Monday, April 19, 2010

Good Bye, Rubber Room

The Teachers' Union and the NYC Department of Education deserve praise for agreeing to eliminate the "rubber room" holding pen for teachers accused of misconduct and incompetence. We hope that their compromise reflects a new approach on both sides of the divide between the city government and the teachers.

Rubber Room Embarrassment

The Rubber Room was a name for a practice more than for a place.

New York City Department of Education practice had been to place teachers accused of misconduct or incompetence together in special rooms during what would have otherwise been their work-day and to pay them their full compensation while their cases were adjudicated.

This approach has brought embarrassment upon both the Teacher's Union and the Department of Education. Recently, the number of teachers in the Rubber Room had grown more than 700, and the cost of the compensation for those in the Rubber Room had grown to more than $65 million annually.

Teachers assigned to the Rubber Room were found to have major business activities run from the Rubber Room, and teachers whose horrible conduct made their place in the public payroll an outrage had the luxury of receiving full pay for years while having no responsibilities within the school system - no accountability without any reduction in compensation. On the opposite end of the spectrum, high quality teachers were assigned to the Rubber Room by threatened superiors when those teachers sought to expose the incompetence of those superiors. It was the ultimate lose-lose approach.

The Rubber Room persisted because the process of adjudicated was so painfully slow, and the Rubber Room became the symbol of our city's educational focus on teachers instead of on the needs of students and parents.

The End of the Rubber Room

Last week, the end of the Rubber Room at last emerged on the horizon. The NYC Department of Education and the Teachers' Union agreed to shorted the adjudicated time frame to six months (from a current average of 18 months), but it could result in incompetent, dangerous, or unethical teachers returning to the class room while their cases are still under consideration.

Many are skeptical that the plan accepted by both sides will have the desired impact, but the fact that the Teachers' Union and the City have agreed to a plan at all is cause for celebration. Cooperation between the teachers and those responsible for the educational system in our city has been rare, but such cooperation is the key to making progress on one of the most important issues affecting the future of our city, our state, and our country - how will we catch up to the rest of the world and prepare our children from the world that awaits them if we continue to accept a poor quality public educational system for the bulk of our children?
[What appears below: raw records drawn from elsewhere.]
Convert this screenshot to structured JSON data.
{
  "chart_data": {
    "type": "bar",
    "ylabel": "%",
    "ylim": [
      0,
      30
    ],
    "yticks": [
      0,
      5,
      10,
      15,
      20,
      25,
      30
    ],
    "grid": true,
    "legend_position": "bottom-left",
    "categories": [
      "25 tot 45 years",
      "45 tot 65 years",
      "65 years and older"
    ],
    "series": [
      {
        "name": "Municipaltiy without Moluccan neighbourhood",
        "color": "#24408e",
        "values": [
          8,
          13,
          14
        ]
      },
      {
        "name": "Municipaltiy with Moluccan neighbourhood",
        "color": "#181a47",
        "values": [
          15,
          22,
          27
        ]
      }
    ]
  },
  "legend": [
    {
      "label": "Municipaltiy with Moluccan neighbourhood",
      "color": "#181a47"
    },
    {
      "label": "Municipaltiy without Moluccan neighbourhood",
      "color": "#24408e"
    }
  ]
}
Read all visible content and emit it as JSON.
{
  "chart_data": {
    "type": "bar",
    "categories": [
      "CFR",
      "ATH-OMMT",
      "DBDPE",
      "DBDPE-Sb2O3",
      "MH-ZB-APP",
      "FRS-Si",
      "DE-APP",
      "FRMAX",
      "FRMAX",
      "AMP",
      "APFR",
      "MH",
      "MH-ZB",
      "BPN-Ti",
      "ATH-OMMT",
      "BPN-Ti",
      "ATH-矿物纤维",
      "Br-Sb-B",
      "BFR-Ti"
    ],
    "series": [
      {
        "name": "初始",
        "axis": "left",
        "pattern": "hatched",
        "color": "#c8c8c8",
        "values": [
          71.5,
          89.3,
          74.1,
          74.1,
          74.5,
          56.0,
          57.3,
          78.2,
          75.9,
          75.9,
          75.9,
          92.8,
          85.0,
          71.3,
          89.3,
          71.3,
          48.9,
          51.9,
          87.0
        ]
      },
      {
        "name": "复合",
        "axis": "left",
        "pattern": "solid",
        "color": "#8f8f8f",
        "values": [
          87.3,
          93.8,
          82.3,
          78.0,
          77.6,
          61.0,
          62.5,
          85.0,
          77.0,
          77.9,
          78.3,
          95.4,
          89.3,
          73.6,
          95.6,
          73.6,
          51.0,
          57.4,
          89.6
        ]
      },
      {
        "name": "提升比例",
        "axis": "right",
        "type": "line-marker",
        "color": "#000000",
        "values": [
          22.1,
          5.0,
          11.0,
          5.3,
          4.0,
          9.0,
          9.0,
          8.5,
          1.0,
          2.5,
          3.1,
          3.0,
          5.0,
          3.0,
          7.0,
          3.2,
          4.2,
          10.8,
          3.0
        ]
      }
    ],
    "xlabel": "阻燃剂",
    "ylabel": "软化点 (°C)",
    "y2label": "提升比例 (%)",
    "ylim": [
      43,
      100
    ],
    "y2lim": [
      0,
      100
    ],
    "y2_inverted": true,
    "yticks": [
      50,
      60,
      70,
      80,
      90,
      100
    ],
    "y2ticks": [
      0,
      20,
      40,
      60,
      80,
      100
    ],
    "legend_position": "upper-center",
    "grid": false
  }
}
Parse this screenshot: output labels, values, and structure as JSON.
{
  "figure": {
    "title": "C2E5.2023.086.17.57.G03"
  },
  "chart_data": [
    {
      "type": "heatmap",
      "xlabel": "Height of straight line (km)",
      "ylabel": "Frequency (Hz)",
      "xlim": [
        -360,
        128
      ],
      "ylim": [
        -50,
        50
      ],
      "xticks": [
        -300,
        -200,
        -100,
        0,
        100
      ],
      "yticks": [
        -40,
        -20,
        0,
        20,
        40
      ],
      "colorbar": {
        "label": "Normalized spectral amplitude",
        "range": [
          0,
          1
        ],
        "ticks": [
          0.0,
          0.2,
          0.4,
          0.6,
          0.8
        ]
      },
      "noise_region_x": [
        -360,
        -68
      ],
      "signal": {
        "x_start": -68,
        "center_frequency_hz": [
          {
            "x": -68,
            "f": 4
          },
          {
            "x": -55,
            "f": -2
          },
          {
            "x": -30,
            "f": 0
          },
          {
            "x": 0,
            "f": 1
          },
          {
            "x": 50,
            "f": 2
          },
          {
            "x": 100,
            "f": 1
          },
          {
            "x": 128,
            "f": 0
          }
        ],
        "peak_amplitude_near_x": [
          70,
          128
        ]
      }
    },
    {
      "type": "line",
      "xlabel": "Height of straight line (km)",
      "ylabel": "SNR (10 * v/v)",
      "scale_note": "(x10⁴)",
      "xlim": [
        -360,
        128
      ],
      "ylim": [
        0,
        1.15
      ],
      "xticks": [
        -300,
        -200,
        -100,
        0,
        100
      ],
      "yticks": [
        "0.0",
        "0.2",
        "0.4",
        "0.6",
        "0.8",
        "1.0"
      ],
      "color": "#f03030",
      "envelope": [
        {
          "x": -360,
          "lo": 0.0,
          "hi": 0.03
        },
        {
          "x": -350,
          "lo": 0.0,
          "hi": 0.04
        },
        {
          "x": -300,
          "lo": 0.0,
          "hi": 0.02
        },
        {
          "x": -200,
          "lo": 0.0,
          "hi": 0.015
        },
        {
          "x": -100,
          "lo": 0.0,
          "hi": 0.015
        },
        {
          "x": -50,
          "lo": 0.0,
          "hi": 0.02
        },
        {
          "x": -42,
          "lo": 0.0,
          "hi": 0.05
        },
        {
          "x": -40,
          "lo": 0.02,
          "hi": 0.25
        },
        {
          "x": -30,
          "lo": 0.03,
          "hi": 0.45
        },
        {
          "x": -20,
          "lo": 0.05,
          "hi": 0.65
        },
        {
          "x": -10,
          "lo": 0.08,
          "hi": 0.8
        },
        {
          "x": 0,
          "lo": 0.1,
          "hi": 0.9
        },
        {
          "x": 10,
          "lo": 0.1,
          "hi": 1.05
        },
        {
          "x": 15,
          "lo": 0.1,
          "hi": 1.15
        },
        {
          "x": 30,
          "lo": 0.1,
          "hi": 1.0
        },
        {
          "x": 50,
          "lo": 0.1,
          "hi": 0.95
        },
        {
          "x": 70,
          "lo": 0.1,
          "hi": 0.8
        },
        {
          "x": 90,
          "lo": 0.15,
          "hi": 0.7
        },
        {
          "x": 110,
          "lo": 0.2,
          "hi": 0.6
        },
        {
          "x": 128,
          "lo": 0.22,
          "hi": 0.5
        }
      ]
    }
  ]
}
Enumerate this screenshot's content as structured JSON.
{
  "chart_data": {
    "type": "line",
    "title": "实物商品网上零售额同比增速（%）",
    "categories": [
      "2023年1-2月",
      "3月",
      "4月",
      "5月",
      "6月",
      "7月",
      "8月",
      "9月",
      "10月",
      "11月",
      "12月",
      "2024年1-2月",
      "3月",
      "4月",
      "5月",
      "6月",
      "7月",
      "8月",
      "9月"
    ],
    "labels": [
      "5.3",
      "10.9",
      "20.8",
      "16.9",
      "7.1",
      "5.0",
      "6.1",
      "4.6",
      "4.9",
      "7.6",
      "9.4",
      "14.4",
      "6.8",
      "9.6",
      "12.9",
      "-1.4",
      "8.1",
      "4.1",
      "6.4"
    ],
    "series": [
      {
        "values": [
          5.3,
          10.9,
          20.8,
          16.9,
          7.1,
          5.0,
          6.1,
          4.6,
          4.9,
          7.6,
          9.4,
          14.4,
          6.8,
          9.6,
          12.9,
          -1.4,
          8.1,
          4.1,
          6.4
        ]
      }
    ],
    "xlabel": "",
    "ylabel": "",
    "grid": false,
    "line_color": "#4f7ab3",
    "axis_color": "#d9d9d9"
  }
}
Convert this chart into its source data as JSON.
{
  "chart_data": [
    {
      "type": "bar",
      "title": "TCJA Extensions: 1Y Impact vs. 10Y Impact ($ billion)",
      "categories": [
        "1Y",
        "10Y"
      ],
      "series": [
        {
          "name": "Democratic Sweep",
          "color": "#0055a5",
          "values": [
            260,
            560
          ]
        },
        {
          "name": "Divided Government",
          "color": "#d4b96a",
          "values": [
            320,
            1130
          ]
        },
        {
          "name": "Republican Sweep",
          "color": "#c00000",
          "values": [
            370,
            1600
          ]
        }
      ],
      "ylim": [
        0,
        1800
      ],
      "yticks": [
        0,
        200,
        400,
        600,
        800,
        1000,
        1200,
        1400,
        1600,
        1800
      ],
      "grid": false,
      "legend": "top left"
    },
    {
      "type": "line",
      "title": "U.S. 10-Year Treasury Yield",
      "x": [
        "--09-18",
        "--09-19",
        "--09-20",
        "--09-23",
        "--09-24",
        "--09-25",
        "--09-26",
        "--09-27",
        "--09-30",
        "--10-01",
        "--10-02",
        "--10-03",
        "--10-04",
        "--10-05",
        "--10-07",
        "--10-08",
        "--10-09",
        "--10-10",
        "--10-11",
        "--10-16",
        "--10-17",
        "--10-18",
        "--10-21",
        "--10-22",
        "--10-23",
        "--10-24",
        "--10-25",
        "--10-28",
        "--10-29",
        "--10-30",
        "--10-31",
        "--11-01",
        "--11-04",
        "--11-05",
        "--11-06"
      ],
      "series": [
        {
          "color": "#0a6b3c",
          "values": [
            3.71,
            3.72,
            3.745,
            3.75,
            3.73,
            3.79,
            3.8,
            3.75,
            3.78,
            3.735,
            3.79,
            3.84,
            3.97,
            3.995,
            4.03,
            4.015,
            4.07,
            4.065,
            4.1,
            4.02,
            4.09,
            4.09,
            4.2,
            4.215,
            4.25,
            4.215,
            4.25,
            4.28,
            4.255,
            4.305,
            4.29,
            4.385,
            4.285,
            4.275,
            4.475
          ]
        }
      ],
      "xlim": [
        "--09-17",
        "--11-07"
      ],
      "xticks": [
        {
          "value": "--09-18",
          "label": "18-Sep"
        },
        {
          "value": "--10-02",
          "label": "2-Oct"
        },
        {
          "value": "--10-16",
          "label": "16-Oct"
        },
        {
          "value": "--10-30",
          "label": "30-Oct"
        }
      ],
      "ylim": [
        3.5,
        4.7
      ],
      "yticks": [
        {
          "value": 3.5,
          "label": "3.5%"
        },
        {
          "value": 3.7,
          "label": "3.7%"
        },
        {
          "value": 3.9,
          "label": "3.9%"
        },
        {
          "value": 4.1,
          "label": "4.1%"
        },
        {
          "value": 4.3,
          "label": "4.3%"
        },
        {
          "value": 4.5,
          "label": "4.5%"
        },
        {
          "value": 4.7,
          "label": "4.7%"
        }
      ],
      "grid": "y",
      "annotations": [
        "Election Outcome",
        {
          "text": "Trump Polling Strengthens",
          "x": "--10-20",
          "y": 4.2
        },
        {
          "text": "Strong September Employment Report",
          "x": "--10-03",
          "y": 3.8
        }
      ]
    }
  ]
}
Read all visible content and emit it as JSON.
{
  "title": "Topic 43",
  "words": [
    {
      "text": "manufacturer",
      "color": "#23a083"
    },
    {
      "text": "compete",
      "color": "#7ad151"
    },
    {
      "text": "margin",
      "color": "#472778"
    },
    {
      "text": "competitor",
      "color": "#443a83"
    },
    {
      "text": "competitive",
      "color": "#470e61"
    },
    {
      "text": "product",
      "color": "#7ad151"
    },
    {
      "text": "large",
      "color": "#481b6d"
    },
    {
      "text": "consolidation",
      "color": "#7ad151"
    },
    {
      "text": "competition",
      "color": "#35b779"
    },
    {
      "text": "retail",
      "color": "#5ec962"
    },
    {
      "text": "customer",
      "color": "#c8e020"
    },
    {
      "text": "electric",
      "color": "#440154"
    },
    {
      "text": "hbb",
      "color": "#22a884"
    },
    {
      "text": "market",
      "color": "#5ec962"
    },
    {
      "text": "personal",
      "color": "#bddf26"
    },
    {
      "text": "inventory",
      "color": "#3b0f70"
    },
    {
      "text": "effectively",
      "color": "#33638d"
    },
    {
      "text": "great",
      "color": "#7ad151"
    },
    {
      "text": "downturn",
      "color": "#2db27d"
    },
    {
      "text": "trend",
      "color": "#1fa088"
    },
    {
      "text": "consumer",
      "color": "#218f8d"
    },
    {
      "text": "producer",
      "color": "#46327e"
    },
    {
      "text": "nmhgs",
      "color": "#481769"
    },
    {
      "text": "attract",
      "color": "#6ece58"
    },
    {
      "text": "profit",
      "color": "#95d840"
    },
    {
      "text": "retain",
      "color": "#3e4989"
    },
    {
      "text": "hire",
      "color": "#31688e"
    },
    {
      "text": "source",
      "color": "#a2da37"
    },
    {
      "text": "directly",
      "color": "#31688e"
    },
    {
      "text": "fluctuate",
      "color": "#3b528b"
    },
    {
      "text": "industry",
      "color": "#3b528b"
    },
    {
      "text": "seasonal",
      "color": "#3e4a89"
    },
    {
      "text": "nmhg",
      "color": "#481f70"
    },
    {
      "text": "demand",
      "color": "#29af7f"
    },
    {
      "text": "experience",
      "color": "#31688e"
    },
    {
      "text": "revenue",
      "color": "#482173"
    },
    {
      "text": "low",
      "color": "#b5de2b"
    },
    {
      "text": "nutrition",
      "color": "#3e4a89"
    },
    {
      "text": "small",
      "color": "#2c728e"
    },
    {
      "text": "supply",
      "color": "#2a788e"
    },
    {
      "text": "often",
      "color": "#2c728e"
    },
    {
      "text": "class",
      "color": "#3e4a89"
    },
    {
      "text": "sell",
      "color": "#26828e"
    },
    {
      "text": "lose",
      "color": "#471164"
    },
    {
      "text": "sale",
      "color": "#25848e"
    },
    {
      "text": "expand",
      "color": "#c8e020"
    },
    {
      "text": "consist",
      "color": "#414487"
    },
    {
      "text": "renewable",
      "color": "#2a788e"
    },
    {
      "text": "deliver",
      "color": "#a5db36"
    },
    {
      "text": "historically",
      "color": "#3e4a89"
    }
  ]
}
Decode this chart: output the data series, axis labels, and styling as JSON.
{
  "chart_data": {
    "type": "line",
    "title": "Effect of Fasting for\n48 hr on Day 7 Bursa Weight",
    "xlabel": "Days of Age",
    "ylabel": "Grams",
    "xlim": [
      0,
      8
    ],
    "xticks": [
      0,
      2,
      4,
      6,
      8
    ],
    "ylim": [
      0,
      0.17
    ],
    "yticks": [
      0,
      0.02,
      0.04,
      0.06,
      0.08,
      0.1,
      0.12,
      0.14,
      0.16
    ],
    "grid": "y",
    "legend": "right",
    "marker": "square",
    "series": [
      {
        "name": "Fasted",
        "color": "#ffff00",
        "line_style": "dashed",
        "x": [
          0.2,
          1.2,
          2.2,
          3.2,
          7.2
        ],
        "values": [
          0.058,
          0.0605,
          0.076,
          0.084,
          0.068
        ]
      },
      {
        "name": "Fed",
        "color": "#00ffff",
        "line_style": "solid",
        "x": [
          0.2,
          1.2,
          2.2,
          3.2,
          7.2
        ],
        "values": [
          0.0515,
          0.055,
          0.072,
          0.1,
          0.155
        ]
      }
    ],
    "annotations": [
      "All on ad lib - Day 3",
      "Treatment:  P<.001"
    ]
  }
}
In NYC, we will only be able to make progress when teacher quality is permitted to be a key factor in compensation, promotion, termination, and lay off decisions. Moreover, until the Teachers' Union becomes more focused on benefiting from the best practices of its finest teachers and less focused on defending the careers of its worst performers, it will be unlikely to find common ground with parents or with current or future Department of Education leadership that truly sets excellence as its goal.

Let us hope that the pact which will eliminate the Rubber Room is the beginning of the end of a lack of excellence in NYC schools.